Viewed from a macroeconomic perspective, this should represent a time of expanding confidence among construction industry chief financial officers. Economic growth has recently accelerated, job growth remains robust, the nation’s official rate of unemployment is at a 17-year low, consumer confidence is at a 17-year high, and the nation approaches the onset of the tenth year of an economic expansion that has already added 17 million jobs on net since the end of the downturn. On top of that, construction backlog remains lofty, asset prices are rising, including commercial real estate values in many segments and in much of the nation, and interest rates remain stubbornly low.

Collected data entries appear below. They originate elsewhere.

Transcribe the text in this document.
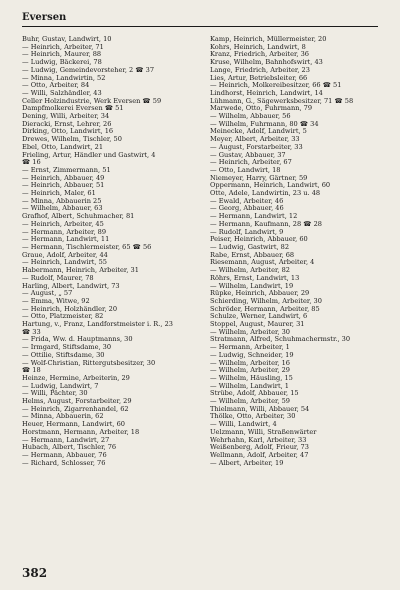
Eversen
Buhr, Gustav, Landwirt, 10
— Heinrich, Arbeiter, 71
— Heinrich, Maurer, 88
— Ludwig, Bäckerei, 78
— Ludwig, Gemeindevorsteher, 2 ☎ 37
— Minna, Landwirtin, 52
— Otto, Arbeiter, 84
— Willi, Salzhändler, 43
Celler Holzindustrie, Werk Eversen ☎ 59
Dampfmolkerei Eversen ☎ 51
Dening, Willi, Arbeiter, 34
Dieracki, Ernst, Lehrer, 26
Dirking, Otto, Landwirt, 16
Drewes, Wilhelm, Tischler, 50
Ebel, Otto, Landwirt, 21
Frieling, Artur, Händler und Gastwirt, 4
☎ 16
— Ernst, Zimmermann, 51
— Heinrich, Abbauer, 49
— Heinrich, Abbauer, 51
— Heinrich, Maler, 61
— Minna, Abbauerin 25
— Wilhelm, Abbauer, 63
Grafhof, Albert, Schuhmacher, 81
— Heinrich, Arbeiter, 45
— Hermann, Arbeiter, 89
— Hermann, Landwirt, 11
— Hermann, Tischlermeister, 65 ☎ 56
Graue, Adolf, Arbeiter, 44
— Heinrich, Landwirt, 55
Habermann, Heinrich, Arbeiter, 31
— Rudolf, Maurer, 78
Harling, Albert, Landwirt, 73
— August, „ 57
— Emma, Witwe, 92
— Heinrich, Holzhändler, 20
— Otto, Platzmeister, 82
Hartung, v., Franz, Landforstmeister i. R., 23
☎ 33
— Frida, Ww. d. Hauptmanns, 30
— Irmgard, Stiftsdame, 30
— Ottilie, Stiftsdame, 30
— Wolf-Christian, Rittergutsbesitzer, 30
☎ 18
Heinze, Hermine, Arbeiterin, 29
— Ludwig, Landwirt, 7
— Willi, Pächter, 30
Helms, August, Forstarbeiter, 29
— Heinrich, Zigarrenhandel, 62
— Minna, Abbauerin, 62
Heuer, Hermann, Landwirt, 60
Horstmann, Hermann, Arbeiter, 18
— Hermann, Landwirt, 27
Hubach, Albert, Tischler, 76
— Hermann, Abbauer, 76
— Richard, Schlosser, 76
Kamp, Heinrich, Müllermeister, 20
Kohrs, Heinrich, Landwirt, 8
Kranz, Friedrich, Arbeiter, 36
Kruse, Wilhelm, Bahnhofswirt, 43
Lange, Friedrich, Arbeiter, 23
Lies, Artur, Betriebsleiter, 66
— Heinrich, Molkereibesitzer, 66 ☎ 51
Lindhorst, Heinrich, Landwirt, 14
Lühmann, G., Sägewerksbesitzer, 71 ☎ 58
Marwede, Otto, Fuhrmann, 79
— Wilhelm, Abbauer, 56
— Wilhelm, Fuhrmann, 80 ☎ 34
Meinecke, Adolf, Landwirt, 5
Meyer, Albert, Arbeiter, 33
— August, Forstarbeiter, 33
— Gustav, Abbauer, 37
— Heinrich, Arbeiter, 67
— Otto, Landwirt, 18
Niemeyer, Harry, Gärtner, 59
Oppermann, Heinrich, Landwirt, 60
Otte, Adele, Landwirtin, 23 u. 48
— Ewald, Arbeiter, 46
— Georg, Abbauer, 46
— Hermann, Landwirt, 12
— Hermann, Kaufmann, 28 ☎ 28
— Rudolf, Landwirt, 9
Peiser, Heinrich, Abbauer, 60
— Ludwig, Gastwirt, 82
Rabe, Ernst, Abbauer, 68
Riesemann, August, Arbeiter, 4
— Wilhelm, Arbeiter, 82
Röhrs, Ernst, Landwirt, 13
— Wilhelm, Landwirt, 19
Rüpke, Heinrich, Abbauer, 29
Schierding, Wilhelm, Arbeiter, 30
Schröder, Hermann, Arbeiter, 85
Schulze, Werner, Landwirt, 6
Stoppel, August, Maurer, 31
— Wilhelm, Arbeiter, 30
Stratmann, Alfred, Schuhmachermstr., 30
— Hermann, Arbeiter, 1
— Ludwig, Schneider, 19
— Wilhelm, Arbeiter, 16
— Wilhelm, Arbeiter, 29
— Wilhelm, Häusling, 15
— Wilhelm, Landwirt, 1
Strübe, Adolf, Abbauer, 15
— Wilhelm, Arbeiter, 59
Thielmann, Willi, Abbauer, 54
Thölke, Otto, Arbeiter, 30
— Willi, Landwirt, 4
Uelzmann, Willi, Straßenwärter
Wehrhahn, Karl, Arbeiter, 33
Weißenberg, Adolf, Frieur, 73
Wellmann, Adolf, Arbeiter, 47
— Albert, Arbeiter, 19
382
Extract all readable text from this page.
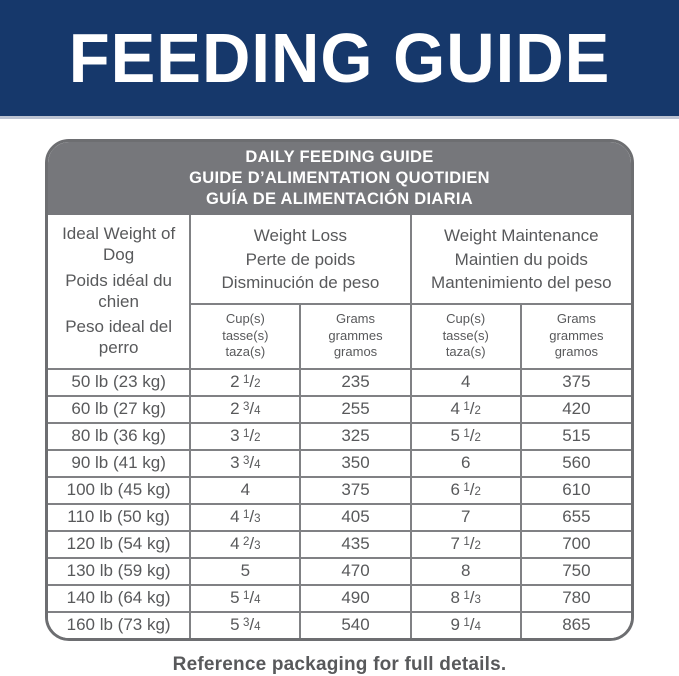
FEEDING GUIDE
DAILY FEEDING GUIDE
GUIDE D’ALIMENTATION QUOTIDIEN
GUÍA DE ALIMENTACIÓN DIARIA
Ideal Weight of Dog
Poids idéal du chien
Peso ideal del perro

Weight Loss
Perte de poids
Disminución de peso

Weight Maintenance
Maintien du poids
Mantenimiento del peso

Cup(s)
tasse(s)
taza(s)

Grams
grammes
gramos

Cup(s)
tasse(s)
taza(s)

Grams
grammes
gramos

50 lb (23 kg)	2  $^1$/2	235	4	375
60 lb (27 kg)	2  $^3$/4	255	4  $^1$/2	420
80 lb (36 kg)	3  $^1$/2	325	5  $^1$/2	515
90 lb (41 kg)	3  $^3$/4	350	6	560
100 lb (45 kg)	4	375	6  $^1$/2	610
110 lb (50 kg)	4  $^1$/3	405	7	655
120 lb (54 kg)	4  $^2$/3	435	7  $^1$/2	700
130 lb (59 kg)	5	470	8	750
140 lb (64 kg)	5  $^1$/4	490	8  $^1$/3	780
160 lb (73 kg)	5  $^3$/4	540	9  $^1$/4	865
Reference packaging for full details.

Despite all these reasons to express growing optimism, construction industry leaders collectively chose not to do that during the most recent administration of CFMA’s CONFINDEX Survey. The Overall Index remained at 124 during 2017’s final quarter, down 2.4 percent from last year.
One might think that this has to do with the construction industry’s most pressing issue: the growing dearth of available skilled construction craft workers, project managers, estimators, etc. Expanding skills shortages presumably lead to higher human capital costs, which all things being equal, translates into shrunken profit margins. But survey respondents did not indicate shrinking profitability or profit margins – quite the opposite. In the most recent survey, 46 percent of respondents indicated that their margins are slightly or significantly better than a year ago. Only 24 percent indicated that they are worse. Moreover, 42 percent expect margins to have improved a year from now, compared to just 14 percent who expect some level of deterioration. This renders the lack of movement in the Overall Index even more mysterious.
The performance of sub-indices was mixed. The Business Conditions Index rose to 130, up 1.6 percent, a reflection of a U.S. construction industry that remains heavily utilized. The Business Conditions Index is up 106 percent since its December 2008 reading.
The Financial Conditions Index declined, however, to a reading of 119, down by nearly two percent on a quarterly basis and five percent on a year-over-year basis. This also represents a surprise given the widespread narrative suggesting that proposed and ongoing deregulation of financial services, coupled with phenomenal asset price performance, has expanded lending and investment capacity.
The Current Confidence Index rose 1.6 percent on a quarterly basis to 130 and is up by about one percent on a year-over-year basis. This is consistent with the notion that industry activity will remain elevated over the near-term; something that is also indicated by a variety of construction backlog surveys.
The Year-Ahead Outlook Index, by contrast, fell by 2.5 percent to a reading of 117 and is off by nearly six percent compared to last year. This represents the largest year-over-year decline of any index.
Why Are Construction Executives Expressing Growing Angst?
It is not easy to reconcile the positive indications flowing from broader economic data with the sense of growing angst that pervades many construction c-suites across the nation. Without question, CFOs and other construction executives remain unnerved by the growing inadequacies of the U.S. labor market and by the recent acceleration in construction material price expansion. Despite this, the outlook for profit margins is upbeat. There must be other explanations.
The most likely explanations revolve around the growing probability of significantly negative outcomes. Chastened by the commercial real estate downturn of the late-1980s, the dot-com bust of the early-2000s, and the most recent global financial crisis, construction executives are keenly aware that strong momentum can quickly dissipate. While that is unlikely in the near-term, there are reasons to believe that the next year could usher forth a period of higher volatility.
With asset prices rising so quickly, whether stock, bitcoin, or other prices, a growing fraction of construction financial professionals are likely concerned about significant corrections in asset prices, including those in various commercial real estate categories. This is consistent with the decline in the Financial Conditions Index, with financiers perhaps growing more cautious as asset prices continue to balloon without complete explanations for why this is occurring.
There is also, of course, the growing specter of political risk. While proposed tax cuts should be supportive of subchapter-S corporations and other flow-through tax entities, there are other things happening in the political environment that could be cause for concern. Among these are the uncertain outcomes of the 2018 mid-term elections, which are now encompassed by the Year-Ahead Outlook Index.
This combination of market and political uncertainty helps explain the lack of positive movement in the Overall Index, Financial Conditions Index, and ‘Year-Ahead Outlook Index. That said, the U.S. construction industry is set to enter 2018 with a considerable amount of momentum.